The most powerful and effective leaders stimulate discomfort. They embed tactics of questioning and expanding people’s understanding of “what is known” and “what is true.” They teach people that to evolve quicker than the competition, requires risk, failure, and quick cycles of learning. They know the human mind is built for endless curiosity. And that only a thought-provoking, stimulating environment will expand thinking and risk-taking.

To foster a learning culture, asking powerful questions like “What’s different” and “What if?” and “What haven’t we considered?” should be as regular a discipline for a team as financial statements and customer feedback.

To create a learning culture in your team or organization…

Consider building these 7 learning habits into daily life:

  1. Practice mindfulness. Meditation is one of the most uncomfortable exercises you can engage in. Yet, monkey minds are like an untrained dog – lacking the discipline to engage in a variety of social contexts. (and also annoying.)  Teach and create space for people to sit still and quiet for 5 minutes and focus on their breath. Slow down, tune internally.  Not only do you foster health and well-being, and lower stress. You increase your set-point for being uncomfortable and sticking with it.
  2. Create diversity. Diversity is a thought process, first and foremost. Leaders seeking to optimize change and evolution, need to seek points of view on the team that are as far from the mainstream as possible. To consciously cultivate a team environment in which DIVERSITY of thought is practiced, honored, appreciated, and expected. Diversity in the workplace is not a numbers game of hiring more women or minorities (which is a good step) – it’s about mindset that actively seeks exposure to new ways of thinking and viewing a problem. The skills needed to give voice to the patchwork quilt of human experience, will raise the comfort level with being uncomfortable.
  3. Make space. We live in a society of always-on, up-time. To optimize performance, we need to build in daily periods of down-time in which people, the team, can rest. Encourage people to take walk-breaks – preferably outside. If you want to generate consistent energy, while pushing hard on a new product launch or technology integration, you need to allow for the natural cycles of restorative thought.  A good leader will encourage this on a regular basis, to improve the creativity and stamina of the team.
  4. Stimulate minds. Cultivate regular activities that expand and stimulate new thinking. Create puzzle or game centers in the office. Organize a field trip to the Science and Nature Museum. Bring in a customer to talk about their experience.  Have “Innovator Days” in which people can present new ideas for how to serve customers, solve problems, create better work habits.
  5. Shorten planning cycles.
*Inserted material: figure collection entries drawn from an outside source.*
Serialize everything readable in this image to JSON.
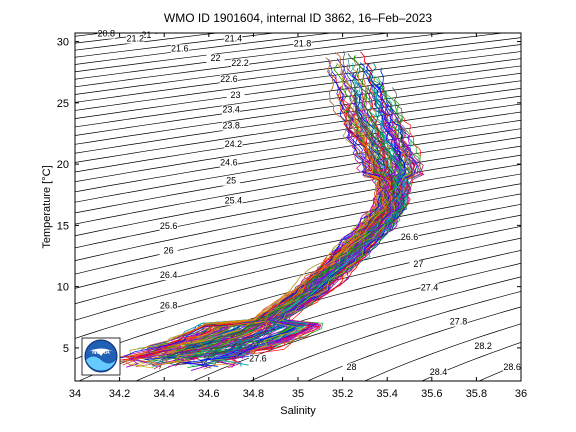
{
  "chart_data": {
    "type": "line",
    "title": "WMO ID 1901604, internal ID 3862, 16–Feb–2023",
    "xlabel": "Salinity",
    "ylabel": "Temperature [°C]",
    "xlim": [
      34,
      36
    ],
    "ylim": [
      2.3,
      30.7
    ],
    "x_ticks": [
      34,
      34.2,
      34.4,
      34.6,
      34.8,
      35,
      35.2,
      35.4,
      35.6,
      35.8,
      36
    ],
    "x_tick_labels": [
      "34",
      "34.2",
      "34.4",
      "34.6",
      "34.8",
      "35",
      "35.2",
      "35.4",
      "35.6",
      "35.8",
      "36"
    ],
    "y_ticks": [
      5,
      10,
      15,
      20,
      25,
      30
    ],
    "y_tick_labels": [
      "5",
      "10",
      "15",
      "20",
      "25",
      "30"
    ],
    "grid": false,
    "logo": "noaa-logo",
    "density_isolines": {
      "sigma_min": 20.6,
      "sigma_max": 28.8,
      "step": 0.2
    },
    "isoline_labels": [
      {
        "text": "20.8",
        "s": 34.14,
        "t": 30.4
      },
      {
        "text": "21",
        "s": 34.32,
        "t": 30.3
      },
      {
        "text": "21.2",
        "s": 34.27,
        "t": 30.0
      },
      {
        "text": "21.4",
        "s": 34.71,
        "t": 30.0
      },
      {
        "text": "21.6",
        "s": 34.47,
        "t": 29.2
      },
      {
        "text": "21.8",
        "s": 35.02,
        "t": 29.6
      },
      {
        "text": "22",
        "s": 34.63,
        "t": 28.4
      },
      {
        "text": "22.2",
        "s": 34.74,
        "t": 28.0
      },
      {
        "text": "22.6",
        "s": 34.69,
        "t": 26.7
      },
      {
        "text": "23",
        "s": 34.72,
        "t": 25.4
      },
      {
        "text": "23.4",
        "s": 34.7,
        "t": 24.2
      },
      {
        "text": "23.8",
        "s": 34.7,
        "t": 22.9
      },
      {
        "text": "24.2",
        "s": 34.71,
        "t": 21.4
      },
      {
        "text": "24.6",
        "s": 34.69,
        "t": 19.9
      },
      {
        "text": "25",
        "s": 34.7,
        "t": 18.4
      },
      {
        "text": "25.4",
        "s": 34.71,
        "t": 16.8
      },
      {
        "text": "25.6",
        "s": 34.42,
        "t": 14.7
      },
      {
        "text": "26",
        "s": 34.42,
        "t": 12.7
      },
      {
        "text": "26.4",
        "s": 34.42,
        "t": 10.7
      },
      {
        "text": "26.6",
        "s": 35.5,
        "t": 13.8
      },
      {
        "text": "26.8",
        "s": 34.42,
        "t": 8.2
      },
      {
        "text": "27",
        "s": 35.54,
        "t": 11.6
      },
      {
        "text": "27.4",
        "s": 35.59,
        "t": 9.7
      },
      {
        "text": "27.6",
        "s": 34.82,
        "t": 3.9
      },
      {
        "text": "27.8",
        "s": 35.72,
        "t": 6.9
      },
      {
        "text": "28",
        "s": 35.24,
        "t": 3.2
      },
      {
        "text": "28.2",
        "s": 35.83,
        "t": 4.9
      },
      {
        "text": "28.4",
        "s": 35.63,
        "t": 2.8
      },
      {
        "text": "28.6",
        "s": 35.96,
        "t": 3.2
      }
    ],
    "profile_envelope": [
      [
        34.55,
        4.0
      ],
      [
        34.7,
        5.2
      ],
      [
        34.82,
        6.5
      ],
      [
        34.9,
        7.7
      ],
      [
        34.98,
        8.6
      ],
      [
        35.06,
        9.6
      ],
      [
        35.12,
        10.8
      ],
      [
        35.2,
        12.0
      ],
      [
        35.28,
        13.6
      ],
      [
        35.36,
        15.0
      ],
      [
        35.42,
        16.5
      ],
      [
        35.43,
        18.0
      ],
      [
        35.42,
        19.8
      ],
      [
        35.38,
        21.5
      ],
      [
        35.35,
        23.0
      ],
      [
        35.32,
        24.5
      ],
      [
        35.3,
        26.0
      ],
      [
        35.27,
        27.5
      ],
      [
        35.25,
        28.8
      ]
    ],
    "series_colors": [
      "#0000ff",
      "#ff0000",
      "#00a000",
      "#00bfbf",
      "#bf00bf",
      "#bfbf00",
      "#404040",
      "#ff8000",
      "#8000ff",
      "#008080"
    ]
  }
}
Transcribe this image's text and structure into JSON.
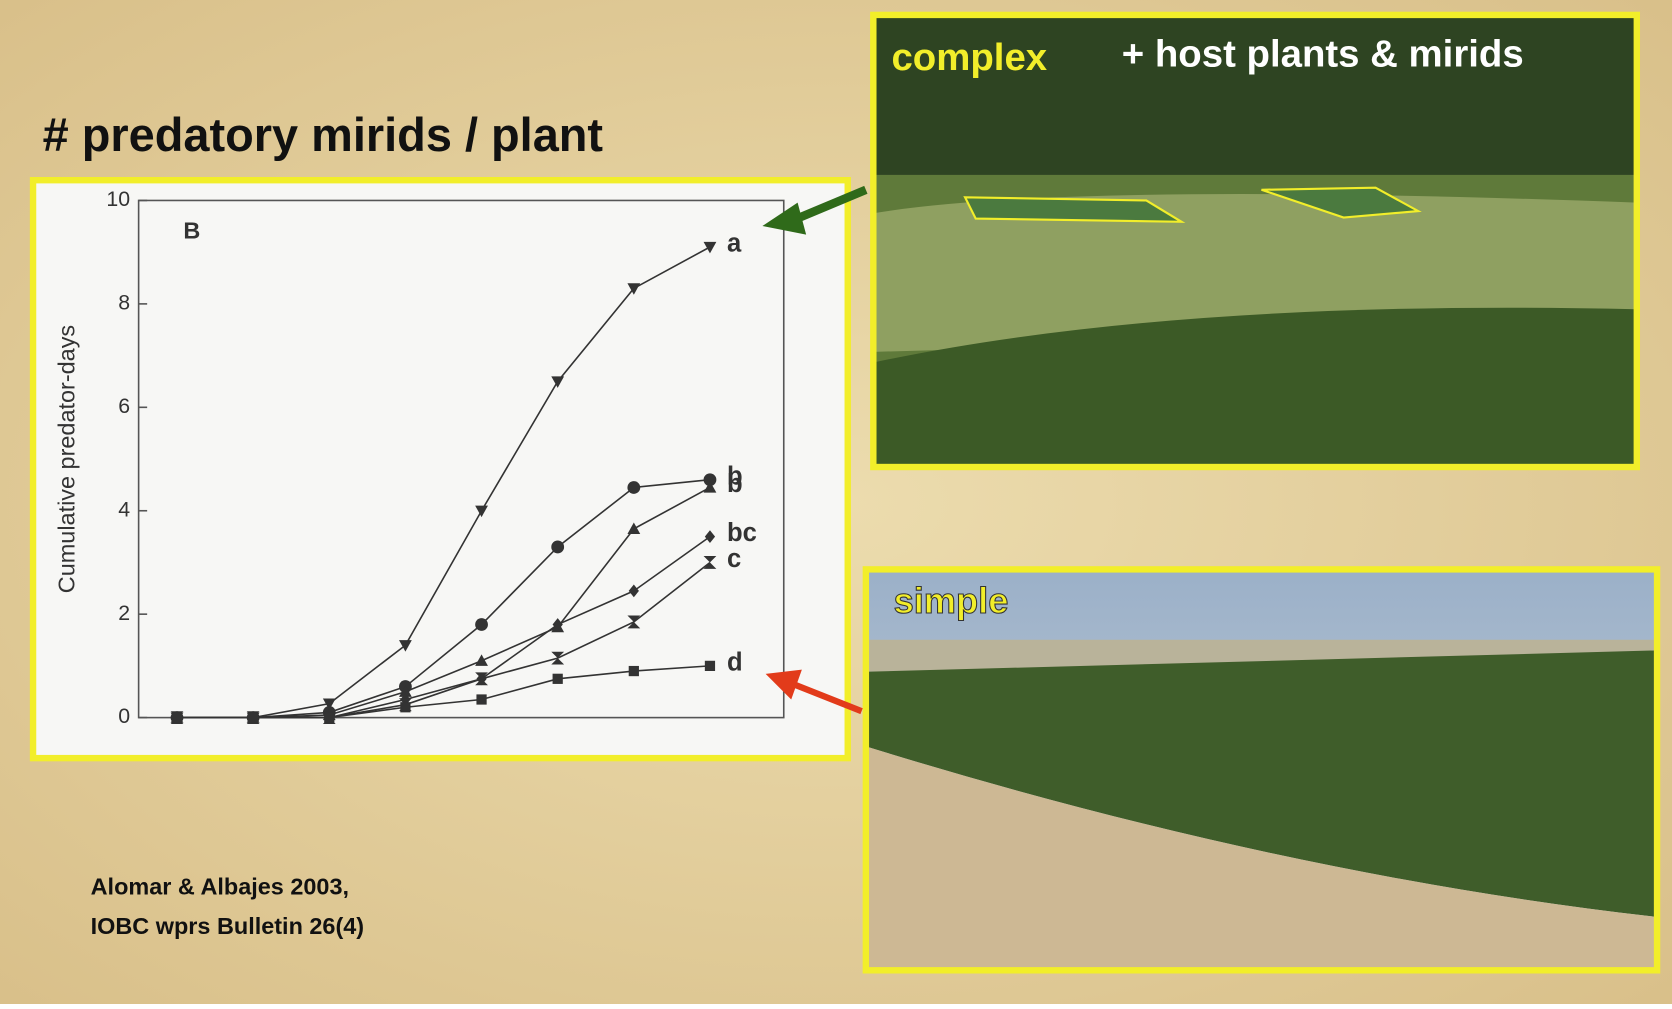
{
  "slide": {
    "title": "# predatory mirids / plant",
    "citation": [
      "Alomar & Albajes 2003,",
      "IOBC wprs Bulletin 26(4)"
    ],
    "photo_complex_label": "complex",
    "photo_complex_caption": "+ host plants & mirids",
    "photo_simple_label": "simple"
  },
  "chart_data": {
    "type": "line",
    "panel_label": "B",
    "y_label": "Cumulative predator-days",
    "categories": [
      null,
      null,
      null,
      null,
      null,
      null,
      null,
      null
    ],
    "ylim": [
      0,
      10
    ],
    "yticks": [
      0,
      2,
      4,
      6,
      8,
      10
    ],
    "series": [
      {
        "name": "a",
        "color": "#333333",
        "marker": "triangle-down",
        "values": [
          0,
          0,
          0.27,
          1.4,
          4.0,
          6.5,
          8.3,
          9.1
        ]
      },
      {
        "name": "b",
        "color": "#333333",
        "marker": "circle",
        "values": [
          0,
          0,
          0.1,
          0.6,
          1.8,
          3.3,
          4.45,
          4.6
        ]
      },
      {
        "name": "b",
        "color": "#333333",
        "marker": "triangle-up",
        "values": [
          0,
          0,
          0.05,
          0.5,
          1.1,
          1.75,
          3.65,
          4.45
        ]
      },
      {
        "name": "bc",
        "color": "#333333",
        "marker": "diamond",
        "values": [
          0,
          0,
          0,
          0.35,
          0.75,
          1.8,
          2.45,
          3.5
        ]
      },
      {
        "name": "c",
        "color": "#333333",
        "marker": "hourglass",
        "values": [
          0,
          0,
          0,
          0.25,
          0.75,
          1.15,
          1.85,
          3.0
        ]
      },
      {
        "name": "d",
        "color": "#333333",
        "marker": "square",
        "values": [
          0,
          0,
          0,
          0.2,
          0.35,
          0.75,
          0.9,
          1.0
        ]
      }
    ]
  }
}
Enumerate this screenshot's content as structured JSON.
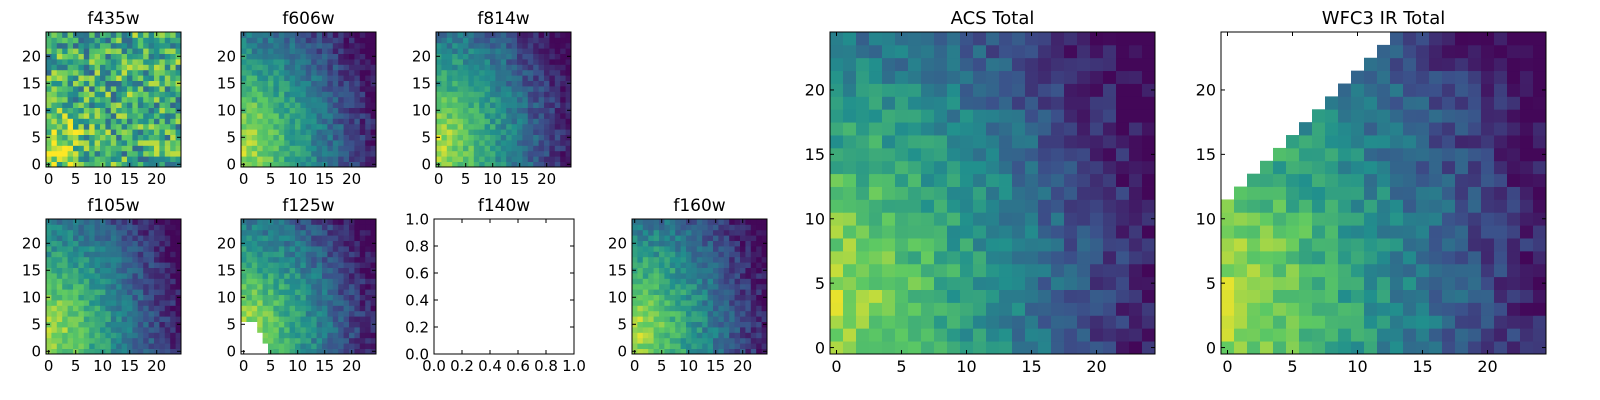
{
  "chart_data": [
    {
      "id": "f435w",
      "type": "heatmap",
      "title": "f435w",
      "grid_size": 25,
      "pattern": "noisy",
      "xticks": [
        "0",
        "5",
        "10",
        "15",
        "20"
      ],
      "yticks": [
        "0",
        "5",
        "10",
        "15",
        "20"
      ],
      "xlim": [
        -0.5,
        24.5
      ],
      "ylim": [
        -0.5,
        24.5
      ]
    },
    {
      "id": "f606w",
      "type": "heatmap",
      "title": "f606w",
      "grid_size": 25,
      "pattern": "gradient",
      "xticks": [
        "0",
        "5",
        "10",
        "15",
        "20"
      ],
      "yticks": [
        "0",
        "5",
        "10",
        "15",
        "20"
      ],
      "xlim": [
        -0.5,
        24.5
      ],
      "ylim": [
        -0.5,
        24.5
      ]
    },
    {
      "id": "f814w",
      "type": "heatmap",
      "title": "f814w",
      "grid_size": 25,
      "pattern": "gradient",
      "xticks": [
        "0",
        "5",
        "10",
        "15",
        "20"
      ],
      "yticks": [
        "0",
        "5",
        "10",
        "15",
        "20"
      ],
      "xlim": [
        -0.5,
        24.5
      ],
      "ylim": [
        -0.5,
        24.5
      ]
    },
    {
      "id": "f105w",
      "type": "heatmap",
      "title": "f105w",
      "grid_size": 25,
      "pattern": "gradient",
      "xticks": [
        "0",
        "5",
        "10",
        "15",
        "20"
      ],
      "yticks": [
        "0",
        "5",
        "10",
        "15",
        "20"
      ],
      "xlim": [
        -0.5,
        24.5
      ],
      "ylim": [
        -0.5,
        24.5
      ]
    },
    {
      "id": "f125w",
      "type": "heatmap",
      "title": "f125w",
      "grid_size": 25,
      "pattern": "gradient_masked_lower_left",
      "xticks": [
        "0",
        "5",
        "10",
        "15",
        "20"
      ],
      "yticks": [
        "0",
        "5",
        "10",
        "15",
        "20"
      ],
      "xlim": [
        -0.5,
        24.5
      ],
      "ylim": [
        -0.5,
        24.5
      ]
    },
    {
      "id": "f140w",
      "type": "heatmap",
      "title": "f140w",
      "empty": true,
      "xticks": [
        "0.0",
        "0.2",
        "0.4",
        "0.6",
        "0.8",
        "1.0"
      ],
      "yticks": [
        "0.0",
        "0.2",
        "0.4",
        "0.6",
        "0.8",
        "1.0"
      ],
      "xlim": [
        0,
        1
      ],
      "ylim": [
        0,
        1
      ]
    },
    {
      "id": "f160w",
      "type": "heatmap",
      "title": "f160w",
      "grid_size": 25,
      "pattern": "gradient",
      "xticks": [
        "0",
        "5",
        "10",
        "15",
        "20"
      ],
      "yticks": [
        "0",
        "5",
        "10",
        "15",
        "20"
      ],
      "xlim": [
        -0.5,
        24.5
      ],
      "ylim": [
        -0.5,
        24.5
      ]
    },
    {
      "id": "acs_total",
      "type": "heatmap",
      "title": "ACS Total",
      "grid_size": 25,
      "pattern": "gradient",
      "xticks": [
        "0",
        "5",
        "10",
        "15",
        "20"
      ],
      "yticks": [
        "0",
        "5",
        "10",
        "15",
        "20"
      ],
      "xlim": [
        -0.5,
        24.5
      ],
      "ylim": [
        -0.5,
        24.5
      ]
    },
    {
      "id": "wfc3_ir_total",
      "type": "heatmap",
      "title": "WFC3 IR Total",
      "grid_size": 25,
      "pattern": "gradient_masked_upper_left",
      "xticks": [
        "0",
        "5",
        "10",
        "15",
        "20"
      ],
      "yticks": [
        "0",
        "5",
        "10",
        "15",
        "20"
      ],
      "xlim": [
        -0.5,
        24.5
      ],
      "ylim": [
        -0.5,
        24.5
      ]
    }
  ],
  "colormap": [
    "#440154",
    "#3b528b",
    "#21908d",
    "#5dc963",
    "#fde725"
  ]
}
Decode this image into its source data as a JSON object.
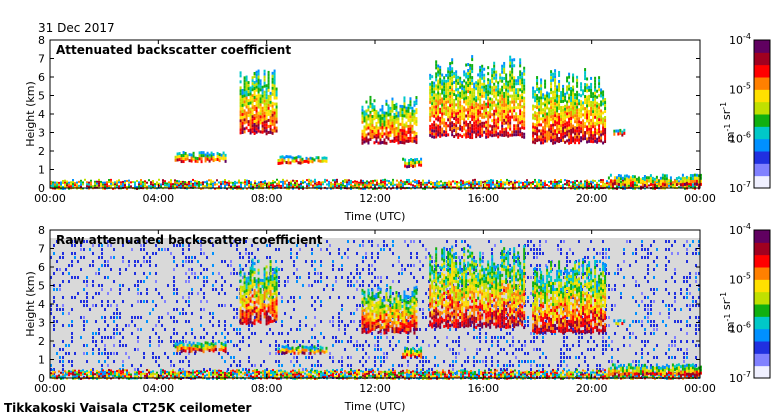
{
  "date_label": "31 Dec 2017",
  "footer": "Tikkakoski Vaisala CT25K ceilometer",
  "colors": {
    "background_gray": "#d9d9d9",
    "colormap": [
      "#f0f0ff",
      "#8080ff",
      "#2030e0",
      "#0090ff",
      "#00c8c8",
      "#10b010",
      "#c0e000",
      "#ffe000",
      "#ff8000",
      "#ff0000",
      "#a00020",
      "#600060"
    ]
  },
  "chart_data": [
    {
      "type": "heatmap",
      "title": "Attenuated backscatter coefficient",
      "xlabel": "Time (UTC)",
      "ylabel": "Height (km)",
      "xticks": [
        "00:00",
        "04:00",
        "08:00",
        "12:00",
        "16:00",
        "20:00",
        "00:00"
      ],
      "yticks": [
        "0",
        "1",
        "2",
        "3",
        "4",
        "5",
        "6",
        "7",
        "8"
      ],
      "xlim_hours": [
        0,
        24
      ],
      "ylim_km": [
        0,
        8
      ],
      "colorbar": {
        "label": "m-1 sr-1",
        "scale": "log",
        "range": [
          1e-07,
          0.0001
        ],
        "ticks": [
          "10-7",
          "10-6",
          "10-5",
          "10-4"
        ]
      },
      "features": [
        {
          "kind": "surface_layer",
          "start_h": 0,
          "end_h": 24,
          "base_km": 0,
          "top_km": 0.5
        },
        {
          "kind": "cloud",
          "start_h": 4.6,
          "end_h": 6.5,
          "base_km": 1.5,
          "top_km": 2.0
        },
        {
          "kind": "cloud",
          "start_h": 7.0,
          "end_h": 8.4,
          "base_km": 3.0,
          "top_km": 6.5
        },
        {
          "kind": "cloud",
          "start_h": 8.4,
          "end_h": 10.2,
          "base_km": 1.4,
          "top_km": 1.8
        },
        {
          "kind": "cloud",
          "start_h": 11.5,
          "end_h": 13.5,
          "base_km": 2.5,
          "top_km": 5.0
        },
        {
          "kind": "cloud",
          "start_h": 13.0,
          "end_h": 13.7,
          "base_km": 1.2,
          "top_km": 1.7
        },
        {
          "kind": "cloud",
          "start_h": 14.0,
          "end_h": 17.5,
          "base_km": 2.8,
          "top_km": 7.2
        },
        {
          "kind": "cloud",
          "start_h": 17.8,
          "end_h": 20.5,
          "base_km": 2.5,
          "top_km": 6.5
        },
        {
          "kind": "cloud",
          "start_h": 20.8,
          "end_h": 21.2,
          "base_km": 2.9,
          "top_km": 3.2
        },
        {
          "kind": "low_layer",
          "start_h": 20.6,
          "end_h": 24,
          "base_km": 0.2,
          "top_km": 0.8
        }
      ]
    },
    {
      "type": "heatmap",
      "title": "Raw attenuated backscatter coefficient",
      "xlabel": "Time (UTC)",
      "ylabel": "Height (km)",
      "xticks": [
        "00:00",
        "04:00",
        "08:00",
        "12:00",
        "16:00",
        "20:00",
        "00:00"
      ],
      "yticks": [
        "0",
        "1",
        "2",
        "3",
        "4",
        "5",
        "6",
        "7",
        "8"
      ],
      "xlim_hours": [
        0,
        24
      ],
      "ylim_km": [
        0,
        8
      ],
      "colorbar": {
        "label": "m-1 sr-1",
        "scale": "log",
        "range": [
          1e-07,
          0.0001
        ],
        "ticks": [
          "10-7",
          "10-6",
          "10-5",
          "10-4"
        ]
      }
    }
  ]
}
Assuming life will go according to plan (and being surprised when it doesn’t) is the hallmark of old-school leadership. (The annual budget cycle included; yes this forecasting is important, but a more modern practice of “what’s changing” and “how will we adapt” will make it more in pace with the realities of business today).  Model the Agile framework – short, goal-directed cycles of activity based on diverse stakeholder expectations and daily communication, to ensure the team is adapting their plan quickly to current realities.
  6. Cultivate the unexpected. As a team leader or executive, how can you interrupt people’s patterns? The more conditioned people become to expect things to be a certain way, they more an organization falls pretty to its comfort zone.  “Do something different every day” in your leadership. Change something in the environment. Change the questions you’re asking. Change the sequence of your meeting format. Change the order of who presents.